Doctors fear NSW Health ‘bias’ denies patients relief through medicinal cannabis

Doctors fear NSW Health ‘bias’ denies patients relief through medicinal cannabis
ANNABEL HENNESSY, The Daily Telegraph
December 10, 2017 11:00pm

TERMINALLY ill patients with federal government approval for medical cannabis are still being blocked by NSW Health from obtaining the drug more than a year after it was made legal.

Doctors tell The Daily Telegraph they are fearful NSW Health has “an automatic bias” against medical cannabis and are finding it impossible to have prescriptions approved even after it has been granted by the Therapeutic Goods Administration.

In other cases the approval process is taking so long they say they are worried patients will die before they get access.

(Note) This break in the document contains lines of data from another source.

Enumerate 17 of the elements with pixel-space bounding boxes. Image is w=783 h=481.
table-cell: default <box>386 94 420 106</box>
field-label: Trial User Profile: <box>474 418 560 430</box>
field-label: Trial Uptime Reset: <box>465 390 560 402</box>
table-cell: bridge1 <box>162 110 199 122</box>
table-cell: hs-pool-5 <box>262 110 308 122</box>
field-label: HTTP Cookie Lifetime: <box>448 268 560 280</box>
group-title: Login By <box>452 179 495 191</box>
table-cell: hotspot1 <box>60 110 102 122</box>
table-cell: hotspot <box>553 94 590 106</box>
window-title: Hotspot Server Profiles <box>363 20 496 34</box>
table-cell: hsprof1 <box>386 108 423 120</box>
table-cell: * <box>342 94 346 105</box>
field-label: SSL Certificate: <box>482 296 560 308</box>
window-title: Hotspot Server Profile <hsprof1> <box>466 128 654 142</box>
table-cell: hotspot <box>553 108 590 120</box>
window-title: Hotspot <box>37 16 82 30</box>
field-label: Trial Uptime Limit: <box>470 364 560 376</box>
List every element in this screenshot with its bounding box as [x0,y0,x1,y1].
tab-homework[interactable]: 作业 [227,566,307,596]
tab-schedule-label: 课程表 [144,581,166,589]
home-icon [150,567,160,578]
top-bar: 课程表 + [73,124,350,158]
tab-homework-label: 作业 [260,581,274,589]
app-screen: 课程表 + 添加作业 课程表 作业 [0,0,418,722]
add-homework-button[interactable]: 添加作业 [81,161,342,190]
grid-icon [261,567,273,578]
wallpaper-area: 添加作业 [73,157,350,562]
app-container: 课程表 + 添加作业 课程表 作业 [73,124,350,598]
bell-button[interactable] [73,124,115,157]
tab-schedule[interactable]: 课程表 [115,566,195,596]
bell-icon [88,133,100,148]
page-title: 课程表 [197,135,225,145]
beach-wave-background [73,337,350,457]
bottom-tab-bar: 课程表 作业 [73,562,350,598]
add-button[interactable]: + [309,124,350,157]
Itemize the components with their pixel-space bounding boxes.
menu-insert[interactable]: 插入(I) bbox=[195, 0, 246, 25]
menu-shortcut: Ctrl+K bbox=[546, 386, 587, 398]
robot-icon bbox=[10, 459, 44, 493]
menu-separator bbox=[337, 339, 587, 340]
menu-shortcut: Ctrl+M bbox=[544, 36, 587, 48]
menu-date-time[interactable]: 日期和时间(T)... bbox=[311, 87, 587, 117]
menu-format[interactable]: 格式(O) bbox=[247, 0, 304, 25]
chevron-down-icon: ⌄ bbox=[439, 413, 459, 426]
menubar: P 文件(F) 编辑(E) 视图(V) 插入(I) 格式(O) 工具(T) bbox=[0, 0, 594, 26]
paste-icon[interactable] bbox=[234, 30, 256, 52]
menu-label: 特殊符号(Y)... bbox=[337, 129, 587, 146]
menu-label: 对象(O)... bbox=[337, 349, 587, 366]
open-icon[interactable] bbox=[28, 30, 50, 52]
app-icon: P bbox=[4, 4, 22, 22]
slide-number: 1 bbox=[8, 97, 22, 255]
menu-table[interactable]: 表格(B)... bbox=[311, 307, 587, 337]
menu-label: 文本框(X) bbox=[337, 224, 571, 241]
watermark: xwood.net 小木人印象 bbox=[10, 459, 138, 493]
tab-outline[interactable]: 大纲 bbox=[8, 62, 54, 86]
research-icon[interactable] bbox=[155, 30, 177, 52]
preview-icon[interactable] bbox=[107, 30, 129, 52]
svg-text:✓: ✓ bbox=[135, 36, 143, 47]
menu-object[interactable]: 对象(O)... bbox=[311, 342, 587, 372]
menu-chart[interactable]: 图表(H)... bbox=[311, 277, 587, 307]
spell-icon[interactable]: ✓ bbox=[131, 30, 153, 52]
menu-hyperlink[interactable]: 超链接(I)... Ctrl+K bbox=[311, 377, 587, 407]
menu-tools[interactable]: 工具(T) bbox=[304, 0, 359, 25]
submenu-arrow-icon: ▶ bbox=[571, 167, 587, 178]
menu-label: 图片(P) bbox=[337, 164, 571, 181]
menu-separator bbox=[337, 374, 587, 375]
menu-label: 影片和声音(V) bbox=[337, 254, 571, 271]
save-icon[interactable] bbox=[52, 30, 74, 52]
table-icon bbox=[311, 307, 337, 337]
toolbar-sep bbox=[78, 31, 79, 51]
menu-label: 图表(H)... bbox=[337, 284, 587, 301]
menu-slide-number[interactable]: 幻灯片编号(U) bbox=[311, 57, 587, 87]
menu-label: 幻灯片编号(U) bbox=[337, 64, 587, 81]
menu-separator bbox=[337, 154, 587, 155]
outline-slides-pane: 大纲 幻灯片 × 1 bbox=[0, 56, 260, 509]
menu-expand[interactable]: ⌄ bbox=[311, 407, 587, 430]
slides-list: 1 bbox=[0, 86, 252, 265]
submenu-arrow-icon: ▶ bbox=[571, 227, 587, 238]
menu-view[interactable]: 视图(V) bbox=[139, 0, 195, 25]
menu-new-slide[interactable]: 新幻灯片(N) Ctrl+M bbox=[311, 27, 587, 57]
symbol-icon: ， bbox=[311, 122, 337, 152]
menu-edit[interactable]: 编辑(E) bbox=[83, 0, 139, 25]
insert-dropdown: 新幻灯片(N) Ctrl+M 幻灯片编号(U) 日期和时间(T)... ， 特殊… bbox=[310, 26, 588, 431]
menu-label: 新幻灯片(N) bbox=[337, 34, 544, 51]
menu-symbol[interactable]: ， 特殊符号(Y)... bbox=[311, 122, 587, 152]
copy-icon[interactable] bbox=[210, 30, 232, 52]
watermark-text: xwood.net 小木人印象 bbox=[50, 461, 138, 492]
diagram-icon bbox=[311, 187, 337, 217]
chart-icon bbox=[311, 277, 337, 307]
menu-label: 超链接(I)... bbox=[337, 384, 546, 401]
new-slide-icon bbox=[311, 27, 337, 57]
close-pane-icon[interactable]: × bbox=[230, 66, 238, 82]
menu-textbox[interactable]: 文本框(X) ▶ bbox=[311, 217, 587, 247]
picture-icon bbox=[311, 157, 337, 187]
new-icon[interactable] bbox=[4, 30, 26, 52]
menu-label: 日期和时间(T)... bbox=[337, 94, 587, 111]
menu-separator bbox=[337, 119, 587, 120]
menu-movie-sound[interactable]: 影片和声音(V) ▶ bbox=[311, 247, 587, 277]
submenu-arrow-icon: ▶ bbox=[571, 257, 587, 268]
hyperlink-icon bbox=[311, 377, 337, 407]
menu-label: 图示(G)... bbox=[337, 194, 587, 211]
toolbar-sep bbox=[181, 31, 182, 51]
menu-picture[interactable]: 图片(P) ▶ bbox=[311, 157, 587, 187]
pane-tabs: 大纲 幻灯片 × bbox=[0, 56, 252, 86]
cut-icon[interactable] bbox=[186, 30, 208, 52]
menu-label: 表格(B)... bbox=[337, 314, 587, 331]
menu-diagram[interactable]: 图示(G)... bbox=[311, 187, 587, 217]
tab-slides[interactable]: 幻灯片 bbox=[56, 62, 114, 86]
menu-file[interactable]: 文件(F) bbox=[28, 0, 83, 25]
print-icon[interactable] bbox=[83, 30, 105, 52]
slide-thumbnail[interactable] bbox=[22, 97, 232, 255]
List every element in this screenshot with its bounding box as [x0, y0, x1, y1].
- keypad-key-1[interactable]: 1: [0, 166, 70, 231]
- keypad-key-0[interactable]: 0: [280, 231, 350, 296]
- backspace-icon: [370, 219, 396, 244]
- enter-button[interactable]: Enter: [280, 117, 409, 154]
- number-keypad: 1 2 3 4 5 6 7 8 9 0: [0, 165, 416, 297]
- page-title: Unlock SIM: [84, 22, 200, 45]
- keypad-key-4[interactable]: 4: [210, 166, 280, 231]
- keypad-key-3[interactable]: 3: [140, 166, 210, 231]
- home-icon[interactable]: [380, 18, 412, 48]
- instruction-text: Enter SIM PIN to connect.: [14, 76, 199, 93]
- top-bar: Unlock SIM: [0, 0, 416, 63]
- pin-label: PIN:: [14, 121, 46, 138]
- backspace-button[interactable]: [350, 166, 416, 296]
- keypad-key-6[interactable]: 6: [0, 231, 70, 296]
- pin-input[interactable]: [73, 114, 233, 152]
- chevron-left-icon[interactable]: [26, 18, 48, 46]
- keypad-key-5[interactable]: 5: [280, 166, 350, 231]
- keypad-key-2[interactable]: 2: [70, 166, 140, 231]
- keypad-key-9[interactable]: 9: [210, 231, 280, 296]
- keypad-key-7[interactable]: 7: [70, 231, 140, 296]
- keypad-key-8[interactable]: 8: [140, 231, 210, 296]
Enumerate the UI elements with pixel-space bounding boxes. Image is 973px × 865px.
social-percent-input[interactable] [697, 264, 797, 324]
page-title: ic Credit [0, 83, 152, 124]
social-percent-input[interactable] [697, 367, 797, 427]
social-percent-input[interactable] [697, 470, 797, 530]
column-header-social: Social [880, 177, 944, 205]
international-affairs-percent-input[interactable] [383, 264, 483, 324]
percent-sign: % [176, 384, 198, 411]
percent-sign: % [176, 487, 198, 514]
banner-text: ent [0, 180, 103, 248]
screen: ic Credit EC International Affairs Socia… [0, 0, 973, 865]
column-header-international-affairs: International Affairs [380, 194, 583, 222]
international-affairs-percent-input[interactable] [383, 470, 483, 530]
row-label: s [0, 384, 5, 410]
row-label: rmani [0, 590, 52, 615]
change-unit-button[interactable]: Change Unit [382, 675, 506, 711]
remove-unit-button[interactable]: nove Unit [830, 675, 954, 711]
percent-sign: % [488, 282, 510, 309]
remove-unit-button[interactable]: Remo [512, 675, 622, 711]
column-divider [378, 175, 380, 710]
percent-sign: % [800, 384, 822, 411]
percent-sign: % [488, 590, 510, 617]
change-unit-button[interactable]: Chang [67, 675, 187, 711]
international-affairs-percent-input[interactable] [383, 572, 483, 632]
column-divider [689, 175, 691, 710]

The concerns come weeks after former premier Mike Baird told The Daily Telegraph that governments must “move quickly” to ensure patients can use the drug, shown to relieve pain and restore appetite where other medications have failed.

But Blue Mountains GP Teresa Towpik said desperate families were being forced to go to the black market because the approval system was so complicated.

“I can prescribe morphine with the touch of a button, but because of the bias against medical cannabis we have to jump through all these hoops,” she said.

When Dr Towpik tried to prescribe the drug for one patient, she said she was “interrogated” for half an hour by a NSW medical officer.

She said it had a lot of potential for helping patients but most doctors did “not want to be involved” because of the bureaucracy involved.

Eastern Sydney GP Brad McKay said he’d also had several applications rejected and was at the point of “giving up”.

He said NSW Health were trying everything to put doctors off prescribing including warning them their indemnity insurance may not cover medical cannabis.

“It’s a weird situation where they are creating their own rules, Dr McKay said.

“We’ve been told that GPs are welcome to apply but cannot prescribe. Essentially they think GPs are too stupid to prescribe it ourselves.”

Dr McKay told of one patient whose application was held up so long by both the TGA and NSW Health they had only been able to gain access to the drug in the final week of their chemotherapy.

Lex McLean has been fighting for his wife Kathy to get access to the drug since the start of the year. The 69-year-old suffers from Lewy Body and Parkinson’s disease and is so sick she can no longer feed or wash herself.

Ms McLean’s GP, Dr Towpik, has applied for medical cannabis and has the backing of a neurologist but despite two TGA approvals it has been blocked by NSW Health on the grounds there was not enough “clinical evidence” to prove the drug could help her.

Dr Towpik said she had spent “hours and hours” trying to argue the McLeans case.

“I’m at the point where I don’t know what to do and am looking at going to the black market if there is no option,” Mr McLean said.

Kathy McLean, 69
Photo: Kathy McLean, 69, with her granddaughter Brooke, 10.

Daughter Kirsten Graham said obtaining the drug was so difficult, it “might as well be illegal”.

“The real heartache for us is the time it’s taking,” she said. “We’re wondering if it will be too late. We know the risks and are willing to be the trial ... to have it blocked is devastating.”

Medical Organic Cannabis Australia director Alessandro Sorbello is developing techniques in the production and cultivation of medical grade organic marijuana. He said the company had also been held up by red tape during the licensing process.

Mr Sorbello said Australia was falling behind other countries.

“Given our good reputation and climate we have the potential to be a leader in the field,” he said.

“The evidence that medical cannabis works is there, it’s just ignorance and fear holding us back.”

A NSW Health spokesman said there had been 64 applications to use medical cannabis since it was legalised, of which 55 had been granted. It is estimated there are about 100,000 patients sourcing it on the black market.

Terminally ill to get faster access to cannabis

Health Minister Brad Hazzard, however, said the government had just announced a $6 million hotline to help advise doctors.

He said he was “very enthusiastic” about medical cannabis but policy was “a balancing act” and long-term effects were not yet known.

When asked if he thought NSW Health has a “bias” against medical cannabis, Mr Hazzard said traditionally the medical community “as a whole” had not been in favour.